3. 从历史法学派的理论前提推导出的第三点是,严格说来不可能对历史赋予我们的现实法律进行客观评判。因为法不是人类意志的产物,而是一种共同确信。民族精神唤醒和引起了此一确信。故而萨维尼得出结论说,拒斥历史的产物乃大谬不然之举。不难想见,立法者或许会误解和不当地表达民族精神的指示,但不得为“法的理念”确定独立的意义。虽然其他人可能会主张,为了达成正义,人的意志(作为法的意志)面临着特别的使命,但历史法学派的学说就要拒绝这一主张。

上述学说常常遭受来自各方立场的抨击。在它的反对者里我们特别要提到耶林(Ihering),本书第七章会进一步梳理耶林的学说。事实上,历史法学派的理论虽然风靡多年,却经不起推敲。鉴于高举历史法学派之大旗者,并不在同一意义上理解和运用“民族精神”(即该派理论之核心),该派学者也就常常并非观点一致。尤其值得一提的是如下几种可能性。

(1) “民族精神”被视为特定的独立存在物。这与上百年前浪漫主义的正统假定相吻合。它将个人的意义置于次要地位。个人的确信不过是“民族精神”这一复杂心理现象的表现。如前所述,我们固然不能对“民族精神”进行直接的科学规定,但其在经验世界中的真实性则有事实的佐证,即它的确唤起了人们的共同确信。由此可见,“民族”是自然天成的东西,“民族精神”是明确的实体。

可是,这样一番说法不仅神秘莫测、晦涩难辨,而且带有不可化解的矛盾。它违反了因果律。因为民族精神若要在经验世界催生一定的确信,那么,作为有限原因的民族精神本身,反过来也必须是其他原因的结果。将它说成经验事实,并把它看作一种原因,而这原因本身反过来却不由其他的非独立原因所催生——此种尝试遂同任何可能存在的科学的必要条件,发生了不可调和的冲突。

(2) 关于这里谈论的基本观念有另一番不同的描绘:“民族精神”是人类社群的集体层面。而我们不妨把社群视为形神兼备的实在(corporeal-spiritual reality)。社群集体意识的存在,同个人的那种意识相辅相成。正如在个人那里的情况一样,关于社群存在集体意识的假定,将我们带回到生活之谜。

基尔克尤其试图以这种方式挽救历史法学派的基本学说,可我们不敢苟同。

意识的统一性,意味着现实个体经验的内容进行一致统理的可能性。

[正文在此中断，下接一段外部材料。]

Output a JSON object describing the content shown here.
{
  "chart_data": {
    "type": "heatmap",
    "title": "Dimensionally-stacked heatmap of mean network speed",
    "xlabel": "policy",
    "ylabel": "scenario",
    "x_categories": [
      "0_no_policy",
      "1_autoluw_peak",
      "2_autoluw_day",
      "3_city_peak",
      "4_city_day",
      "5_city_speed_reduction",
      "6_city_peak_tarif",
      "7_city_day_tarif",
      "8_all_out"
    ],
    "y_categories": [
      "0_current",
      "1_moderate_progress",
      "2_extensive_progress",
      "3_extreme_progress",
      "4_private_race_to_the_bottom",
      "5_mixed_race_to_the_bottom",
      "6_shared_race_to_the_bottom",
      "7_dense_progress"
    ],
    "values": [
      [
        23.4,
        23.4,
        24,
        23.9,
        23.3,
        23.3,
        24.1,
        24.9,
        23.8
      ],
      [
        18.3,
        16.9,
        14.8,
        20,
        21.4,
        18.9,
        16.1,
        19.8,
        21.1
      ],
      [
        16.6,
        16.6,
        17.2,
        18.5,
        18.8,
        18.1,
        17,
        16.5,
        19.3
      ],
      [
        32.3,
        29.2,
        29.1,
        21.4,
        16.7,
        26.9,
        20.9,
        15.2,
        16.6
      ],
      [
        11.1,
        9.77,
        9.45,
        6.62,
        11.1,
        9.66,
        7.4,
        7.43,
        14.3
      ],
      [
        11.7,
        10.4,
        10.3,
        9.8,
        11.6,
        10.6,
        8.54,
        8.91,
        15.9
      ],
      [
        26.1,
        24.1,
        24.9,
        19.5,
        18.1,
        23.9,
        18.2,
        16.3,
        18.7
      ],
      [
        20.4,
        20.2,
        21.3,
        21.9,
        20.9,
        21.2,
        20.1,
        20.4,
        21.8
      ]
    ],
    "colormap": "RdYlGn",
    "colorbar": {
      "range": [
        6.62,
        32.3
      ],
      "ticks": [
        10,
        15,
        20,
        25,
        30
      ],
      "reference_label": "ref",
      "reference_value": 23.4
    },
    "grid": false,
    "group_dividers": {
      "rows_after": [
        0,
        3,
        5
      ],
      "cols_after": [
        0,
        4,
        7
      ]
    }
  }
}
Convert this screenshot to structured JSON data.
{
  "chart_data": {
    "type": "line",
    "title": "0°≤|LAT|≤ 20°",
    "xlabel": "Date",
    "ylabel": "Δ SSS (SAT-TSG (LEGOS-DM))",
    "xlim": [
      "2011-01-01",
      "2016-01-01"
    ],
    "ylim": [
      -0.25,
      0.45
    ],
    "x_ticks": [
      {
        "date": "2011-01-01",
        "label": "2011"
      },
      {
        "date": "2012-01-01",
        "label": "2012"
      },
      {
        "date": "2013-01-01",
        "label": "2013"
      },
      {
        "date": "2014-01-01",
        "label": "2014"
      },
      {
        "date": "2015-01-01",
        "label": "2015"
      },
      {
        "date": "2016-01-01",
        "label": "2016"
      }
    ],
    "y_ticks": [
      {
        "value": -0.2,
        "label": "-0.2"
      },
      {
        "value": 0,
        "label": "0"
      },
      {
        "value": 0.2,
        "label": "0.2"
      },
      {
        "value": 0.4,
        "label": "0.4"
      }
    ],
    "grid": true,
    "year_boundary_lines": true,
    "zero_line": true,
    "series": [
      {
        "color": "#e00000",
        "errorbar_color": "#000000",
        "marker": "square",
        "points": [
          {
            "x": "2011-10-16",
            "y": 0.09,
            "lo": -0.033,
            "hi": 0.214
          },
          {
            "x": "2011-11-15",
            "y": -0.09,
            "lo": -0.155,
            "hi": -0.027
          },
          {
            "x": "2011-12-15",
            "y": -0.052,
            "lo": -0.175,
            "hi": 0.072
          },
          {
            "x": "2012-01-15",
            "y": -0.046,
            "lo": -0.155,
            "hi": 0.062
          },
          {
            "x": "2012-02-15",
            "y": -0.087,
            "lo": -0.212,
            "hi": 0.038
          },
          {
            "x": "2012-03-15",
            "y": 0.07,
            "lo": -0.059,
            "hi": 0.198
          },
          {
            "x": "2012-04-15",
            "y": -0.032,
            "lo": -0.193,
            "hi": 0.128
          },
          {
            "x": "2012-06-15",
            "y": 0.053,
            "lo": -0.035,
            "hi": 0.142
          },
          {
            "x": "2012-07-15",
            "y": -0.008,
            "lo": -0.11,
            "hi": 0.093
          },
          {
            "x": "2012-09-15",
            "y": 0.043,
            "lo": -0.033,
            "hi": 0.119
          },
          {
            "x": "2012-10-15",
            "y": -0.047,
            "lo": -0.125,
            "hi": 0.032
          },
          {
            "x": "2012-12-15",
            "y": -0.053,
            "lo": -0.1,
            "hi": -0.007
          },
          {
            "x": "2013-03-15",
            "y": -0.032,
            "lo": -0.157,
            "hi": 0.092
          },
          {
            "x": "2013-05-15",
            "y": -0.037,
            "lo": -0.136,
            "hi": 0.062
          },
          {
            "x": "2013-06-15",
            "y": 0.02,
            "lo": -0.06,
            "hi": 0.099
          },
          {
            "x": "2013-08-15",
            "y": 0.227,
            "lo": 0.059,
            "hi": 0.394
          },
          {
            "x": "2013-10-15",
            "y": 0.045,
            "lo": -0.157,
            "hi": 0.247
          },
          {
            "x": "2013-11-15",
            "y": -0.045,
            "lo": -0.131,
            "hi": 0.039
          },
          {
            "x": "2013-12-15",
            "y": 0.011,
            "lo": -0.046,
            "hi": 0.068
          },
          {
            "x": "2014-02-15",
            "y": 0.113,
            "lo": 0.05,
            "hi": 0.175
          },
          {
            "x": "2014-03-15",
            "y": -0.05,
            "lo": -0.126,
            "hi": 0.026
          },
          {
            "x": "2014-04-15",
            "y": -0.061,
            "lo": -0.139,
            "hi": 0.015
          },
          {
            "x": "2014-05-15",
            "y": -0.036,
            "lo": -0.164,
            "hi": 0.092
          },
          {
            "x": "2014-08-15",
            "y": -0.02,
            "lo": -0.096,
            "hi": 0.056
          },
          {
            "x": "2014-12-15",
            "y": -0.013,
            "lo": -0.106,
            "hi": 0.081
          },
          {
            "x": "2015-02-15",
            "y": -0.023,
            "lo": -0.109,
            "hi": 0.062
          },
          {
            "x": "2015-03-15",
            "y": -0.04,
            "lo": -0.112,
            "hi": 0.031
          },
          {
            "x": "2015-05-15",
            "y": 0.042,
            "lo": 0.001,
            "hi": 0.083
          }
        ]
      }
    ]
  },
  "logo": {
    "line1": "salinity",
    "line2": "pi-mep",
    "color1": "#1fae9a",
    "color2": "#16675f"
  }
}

这种可能性是一切思维和反思的不可动摇的条件。再者,我们不能把这种意识的统一性当成认识的特殊对象,因为那还得预设对诸观念进行一致统理的可能性。必须首先存在科学讨论的逻辑前提

这样,“生活的特定统一性”就得到了直接证明,并彻底脱离“迷魅诡谲”的领域。我们现在把关于自己的受到必然规定之意识的观念,引申到其他存在者那里。若没有这种观念上的嫁接,则关于其他有生气的精神存在者的概念便没有意义。不过,这种引申在科学上的正当理由仅仅在于,若没有这种引申,则根本无法把握那另一个对象。于是,这适用于整个人类。然而,关于人所构成的一个具有坚韧统一性的社会,我们能够在心中完全再现它的“概念”,而不用再赋予它社会本身的意识这样一种属性。因为这个社会在谋求共同目标的意义上涉及统一化,亦即每个人都为了他人的利益而努力,他人也相应地投桃报李。

在与每个特殊社群都严丝合缝的这种人类社群的“概念”中,找不到任何“有形实体”观念的踪影。要是真有这么一种联合体,它必须作为某种物体存在于空间中。显然,情况并不如此。我们拒绝人类社群的空间存在,不是因为我们无法感知人类社群,而是因为在规定着人类社群“概念”的那些实证特点里,找到三维延伸的标志。

(3) 那么,假如“民族精神”既不作为独立的、凌驾一切的、基本的东西而存在,也不是人类社群本身的属性——即同自然人一道存在的特定东西——则唯有从人们自身的共同属性角度才可能理解“民族精神”。因此,“民族精神”将成为一种称谓,用于描述一个民族当代和后代个体成员的共同确信的基础。而鉴于现在我们要把“民族精神”仅仅当作民族的特殊成员所持有的东西,它就必须通过继承而在民族的特殊成员中流传。

人是作为自然的存在者来到这个世界上的。新生的婴孩带有某些需要进一步发展的禀赋。诚然,这些禀赋源自生身父母和列祖列宗。但若要尽可能获得这方面的科学知识,我们必须致力于自然科学的研究,致力于生理学的追问和生物学的查考。可是,父母并不始终局限于各血统和各民族的圈定范围内。各血统之间的融合和通婚其实不受制约。因此,若认为所继承的禀赋,会在(作为确定自然实体的)民族范围内一以贯之地传承下去,则是信口雌黄。而且谁也没法以这种方式查明那原初的精神性存在,后者正是人们通过“民族精神”寻求的东西。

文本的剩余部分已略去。